City

Residents express concerns over ReZone Syracuse during Monday forum

Wasim Ahmad | Staff Photographer

Mayor Ben Walsh has previously touted ReZone Syracuse as a way to bolster the local economy.

With the deadline for a new city zoning update fast approaching, local residents expressed concerns about the project, called ReZone Syracuse, during a forum at Nottingham High School on Monday evening.

ReZone aims to update zoning districts that reflect current market demands, modernize land usage throughout the city and regulate some building designs. Preliminary ReZone plans are set to be presented to the city’s Common Council in June.

Owen Kerney, a representative of ReZone Syracuse, presented information about the project Monday at the forum. Kerney said residential areas of the city that prohibit many for-profit stores will largely stay the same under proposed zoning changes. But Kerney stressed how wide-ranging the project is.

“These procedures affect everybody,” he said. “Whether you’re doing a new fence on your property, you’re renovating your house (or) something in your driveway.”

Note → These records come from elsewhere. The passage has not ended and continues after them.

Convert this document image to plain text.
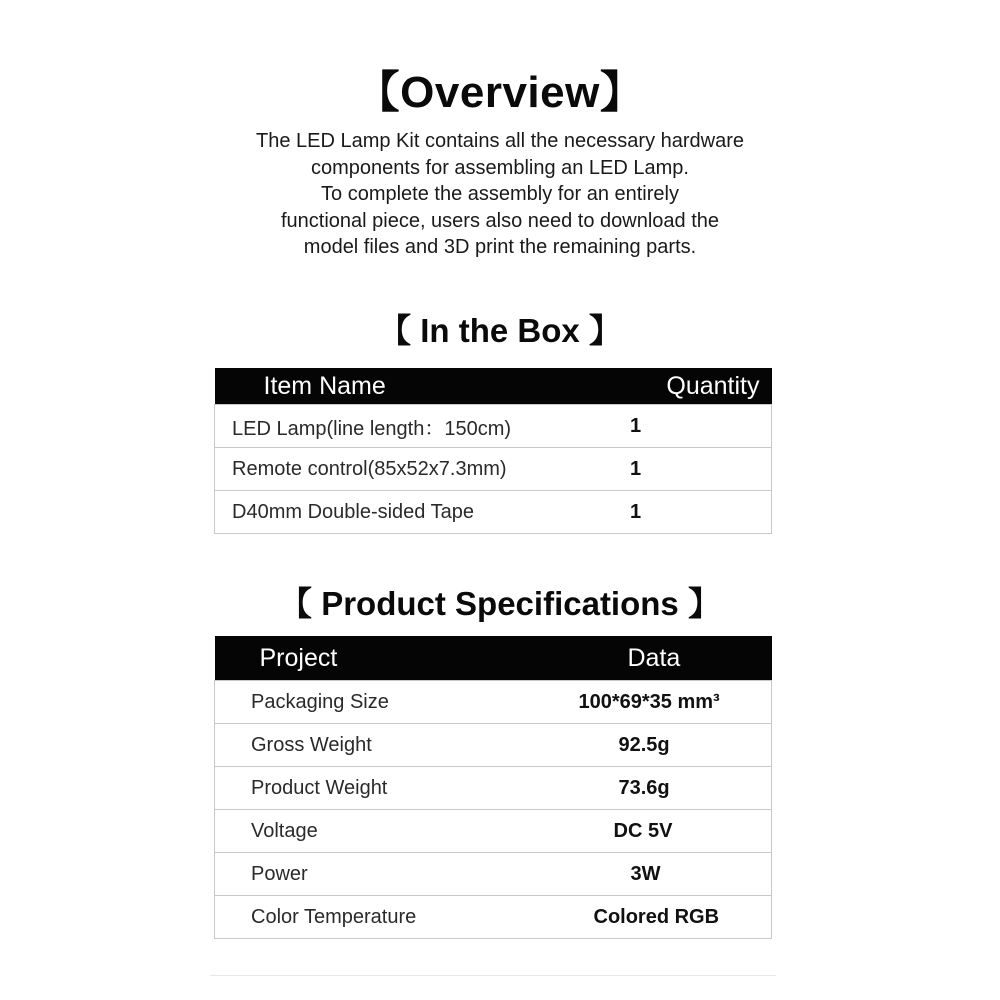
【Overview】
The LED Lamp Kit contains all the necessary hardware
components for assembling an LED Lamp.
To complete the assembly for an entirely
functional piece, users also need to download the
model files and 3D print the remaining parts.
【 In the Box 】
Item Name	Quantity

LED Lamp(line length：150cm)	1

Remote control(85x52x7.3mm)	1

D40mm Double-sided Tape	1
【 Product Specifications 】
Project	Data
Packaging Size	100*69*35 mm³
Gross Weight	92.5g
Product Weight	73.6g
Voltage	DC 5V
Power	3W
Color Temperature	Colored RGB
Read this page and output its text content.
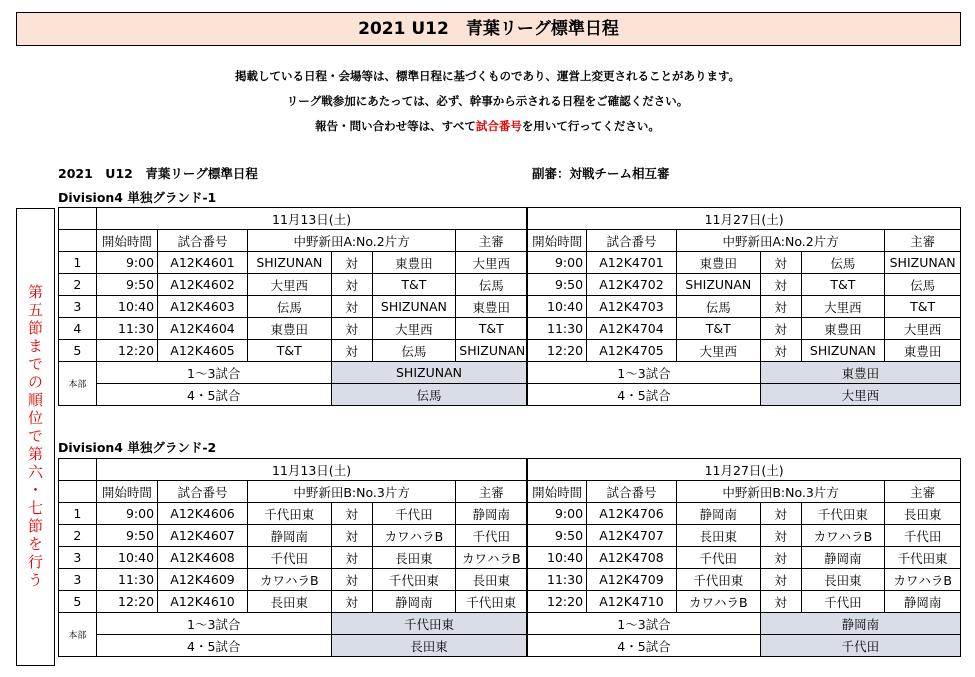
2021 U12　青葉リーグ標準日程
掲載している日程・会場等は、標準日程に基づくものであり、運営上変更されることがあります。
リーグ戦参加にあたっては、必ず、幹事から示される日程をご確認ください。
報告・問い合わせ等は、すべて試合番号を用いて行ってください。
2021　U12　青葉リーグ標準日程	副審：対戦チーム相互審
Division4 単独グランド-1
Division4 単独グランド-2
第五節までの順位で第六・七節を行う
	11月13日(土)						11月27日(土)					
	開始時間	試合番号	中野新田A:No.2片方			主審	開始時間	試合番号	中野新田A:No.2片方			主審
1	9:00	A12K4601	SHIZUNAN	対	東豊田	大里西	9:00	A12K4701	東豊田	対	伝馬	SHIZUNAN
2	9:50	A12K4602	大里西	対	T&T	伝馬	9:50	A12K4702	SHIZUNAN	対	T&T	伝馬
3	10:40	A12K4603	伝馬	対	SHIZUNAN	東豊田	10:40	A12K4703	伝馬	対	大里西	T&T
4	11:30	A12K4604	東豊田	対	大里西	T&T	11:30	A12K4704	T&T	対	東豊田	大里西
5	12:20	A12K4605	T&T	対	伝馬	SHIZUNAN	12:20	A12K4705	大里西	対	SHIZUNAN	東豊田
本部	1～3試合			SHIZUNAN			1～3試合			東豊田		
	4・5試合			伝馬			4・5試合			大里西		
	11月13日(土)						11月27日(土)					
	開始時間	試合番号	中野新田B:No.3片方			主審	開始時間	試合番号	中野新田B:No.3片方			主審
1	9:00	A12K4606	千代田東	対	千代田	静岡南	9:00	A12K4706	静岡南	対	千代田東	長田東
2	9:50	A12K4607	静岡南	対	カワハラB	千代田	9:50	A12K4707	長田東	対	カワハラB	千代田
3	10:40	A12K4608	千代田	対	長田東	カワハラB	10:40	A12K4708	千代田	対	静岡南	千代田東
3	11:30	A12K4609	カワハラB	対	千代田東	長田東	11:30	A12K4709	千代田東	対	長田東	カワハラB
5	12:20	A12K4610	長田東	対	静岡南	千代田東	12:20	A12K4710	カワハラB	対	千代田	静岡南
本部	1～3試合			千代田東			1～3試合			静岡南		
	4・5試合			長田東			4・5試合			千代田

Most of the changes included in one draft of ReZone Syracuse were design standards that would have only applied to the city’s lakefront area and James Street, Kerney said. Now, though, regulations on designs of buildings, which would require a certain level of transparency in windows and ground floors, will apply to the entire city, Kerney said.



ReZone Syracuse also includes a provision that would regulate corner stores in “mix-use districts,” which allow for the construction of both residential and commercial space. The regulations require a notification for communities when a new corner store is being built. ReZone would require a public hearing to be held for residents to discuss those projects, and create additional design standards for corner stores with owners who want to build in mix-use areas, Kerney said.

As soon as Kerney finished his presentation, Gloria Sage, a resident who has lived in Syracuse for more than 50 years, stood up and held out a petition of 197 signatures from her neighbors near the corner of Thurber Street and Brighton Avenue. That intersection is south of Syracuse University’s Main Campus.

According to a draft of the latest ReZone map, a parking lot at the corner of Thurber Street and Brighton Avenue would be converted from a residential area to a commercial area, allowing for “God-knows-what,” Sage said. The residents who signed Sage’s petition oppose that residential to commercial switch.

Lindsay Speer, a resident of the Westcott neighborhood area east of Main Campus, said she had concerns about the lack of support for collective housing in ReZone Syracuse. Current laws prohibit more than five unrelated people from living together in a single-housekeeping unit, she said. The definition of “related” in this context is being married by blood, marriage, adoption or a housing situation in which someone is responsible for the well-being in the house, Speer said.

“You have low-income communities, refugee communities (and) people who are used to living closer together,” Speer said. “Our concept of what a family looks like, what a household looks like, it’s very isolating in many ways. I strongly think that the five unrelated persons law is being used against people in ways that we don’t really realize.”